VIII

Between the Dusk and Dawn of History: Urdu Literature after Partition

THE ISLAMIC REPUBLIC of Pakistan was born in 1947 in the midst of chaos and war—a result of the partition of India into Hindu and Muslim majority states, which created history’s largest human migration (described by Intizaar Hussein in his personal account, “The First Morning”). While India thrived under the rule of the Congress Party in the 1950s and 1960s, Pakistan became mired in economic and political turmoil. The elation of independence, so apparent in Faiz Ahmed Faiz’s 1947 poem, “Freedom’s Dawn,” written to commemorate the country’s founding, gradually turned to bitter disappointment as Pakistan devolved into an authoritarian state where, in Faiz’s words, “no man now dare walk with head held high.” In 1958, a decade after its creation, Pakistan’s civilian government was overthrown in a military coup d’état. And while civilian rule would be temporarily restored in the 1970s, two more military coups—as well as two more wars with India and a 1971 civil war that would transform East Pakistan into the nation of Bangladesh—set the course for what would become the near-permanent militarization of Pakistani politics.

The poets and writers whose words had inspired the creation of the Pakistani state soon became the nation’s most vocal critics. (Faiz even spent time in prison on charges of conspiring against the government.) As Pakistan struggled to reconcile its national and religious identities, and neighboring India was racked with violence between its Hindu and Muslim citizens, the entire Indian Subcontinent appeared to be on the verge of devastation. And yet, despite the uncertainty and insecurity that marked the post-Partition period—or perhaps because of it—Urdu literature thrived on both sides of the border. In Pakistan, Urdu became the official language of the state, while in India (where the government briefly tried to ban the teaching of Urdu in schools), Urdu literature remained a powerful tool for conveying the continuing struggle for social progress and political autonomy.

In the latter half of the twentieth century, Urdu literature gained new vigor through the work of the so-called modernists. Writing in a deliberately unadorned style, the modernists focused their lens on the social and political tumult surrounding them. The short, deceptively simple lines of poets such as Ali Sardar Jafri and Akhtar ul-Iman became the norm in Urdu poetry, while an empowered group of women writers—poets and novelists alike—added a feminine voice to a literary tradition that had, until then, been dominated by men.

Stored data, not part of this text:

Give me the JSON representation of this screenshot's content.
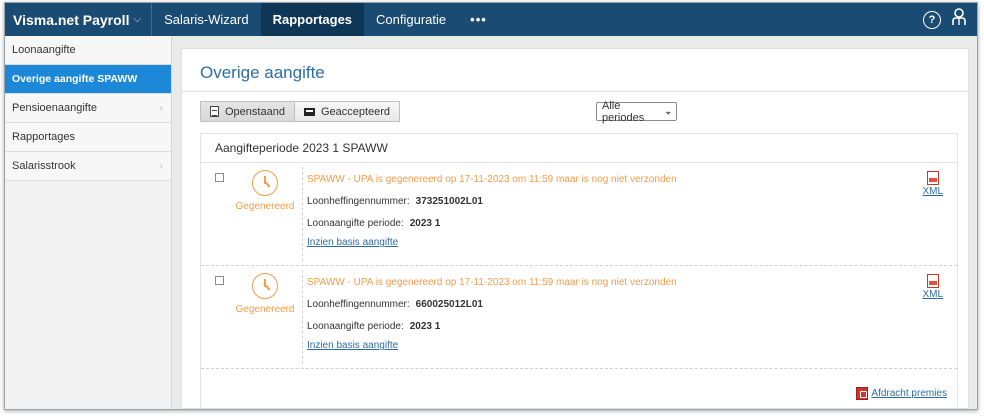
{
  "topnav": {
    "brand": "Visma.net Payroll",
    "items": [
      {
        "label": "Salaris-Wizard"
      },
      {
        "label": "Rapportages"
      },
      {
        "label": "Configuratie"
      },
      {
        "label": "•••"
      }
    ],
    "help_icon": "question-icon",
    "user_icon": "user-icon",
    "accent": "#1a4b73"
  },
  "sidebar": {
    "items": [
      {
        "label": "Loonaangifte",
        "chevron": false
      },
      {
        "label": "Overige aangifte SPAWW",
        "chevron": false,
        "active": true
      },
      {
        "label": "Pensioenaangifte",
        "chevron": true
      },
      {
        "label": "Rapportages",
        "chevron": false
      },
      {
        "label": "Salarisstrook",
        "chevron": true
      }
    ]
  },
  "main": {
    "title": "Overige aangifte",
    "tabs": [
      {
        "label": "Openstaand",
        "icon": "document-icon"
      },
      {
        "label": "Geaccepteerd",
        "icon": "inbox-icon"
      }
    ],
    "period_select": {
      "value": "Alle periodes"
    },
    "panel_header": "Aangifteperiode 2023 1 SPAWW",
    "entries": [
      {
        "status": "Gegenereerd",
        "message": "SPAWW - UPA is gegenereerd op 17-11-2023 om 11:59 maar is nog niet verzonden",
        "lhn_label": "Loonheffingennummer:",
        "lhn_value": "373251002L01",
        "period_label": "Loonaangifte periode:",
        "period_value": "2023 1",
        "link": "Inzien basis aangifte",
        "xml": "XML"
      },
      {
        "status": "Gegenereerd",
        "message": "SPAWW - UPA is gegenereerd op 17-11-2023 om 11:59 maar is nog niet verzonden",
        "lhn_label": "Loonheffingennummer:",
        "lhn_value": "660025012L01",
        "period_label": "Loonaangifte periode:",
        "period_value": "2023 1",
        "link": "Inzien basis aangifte",
        "xml": "XML"
      }
    ],
    "footer_link": "Afdracht premies"
  },
  "colors": {
    "status_orange": "#f39c4a",
    "link_blue": "#2e6da4",
    "sidebar_active": "#1e88d8"
  }
}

In the 1960s, the short story finally established itself as a rival to Urdu poetry. Popular prose writers such as Ghulam Abbas (“The Room with the Blue Light”) and Abdullah Hussein (“The Refugees”) became more assertive and more defiant of conventional norms. In many ways, the short story was an ideal vehicle for communicating the sociopolitical complexities of the time. Poetry, however, remained the dominant form of literary expression in Urdu. Nearly a thousand years after its birth, the ghazal—still the most popular form of poetry in Urdu literature—evolved to tackle not only traditional themes of love and mysticism but also the social and political realities of the modern world. Indeed, even today, as Pakistan continues to vacillate between civilian and military rule, between war and peace, between security and instability, Urdu poetry remains a powerful means of artistic and political expression throughout South Asia.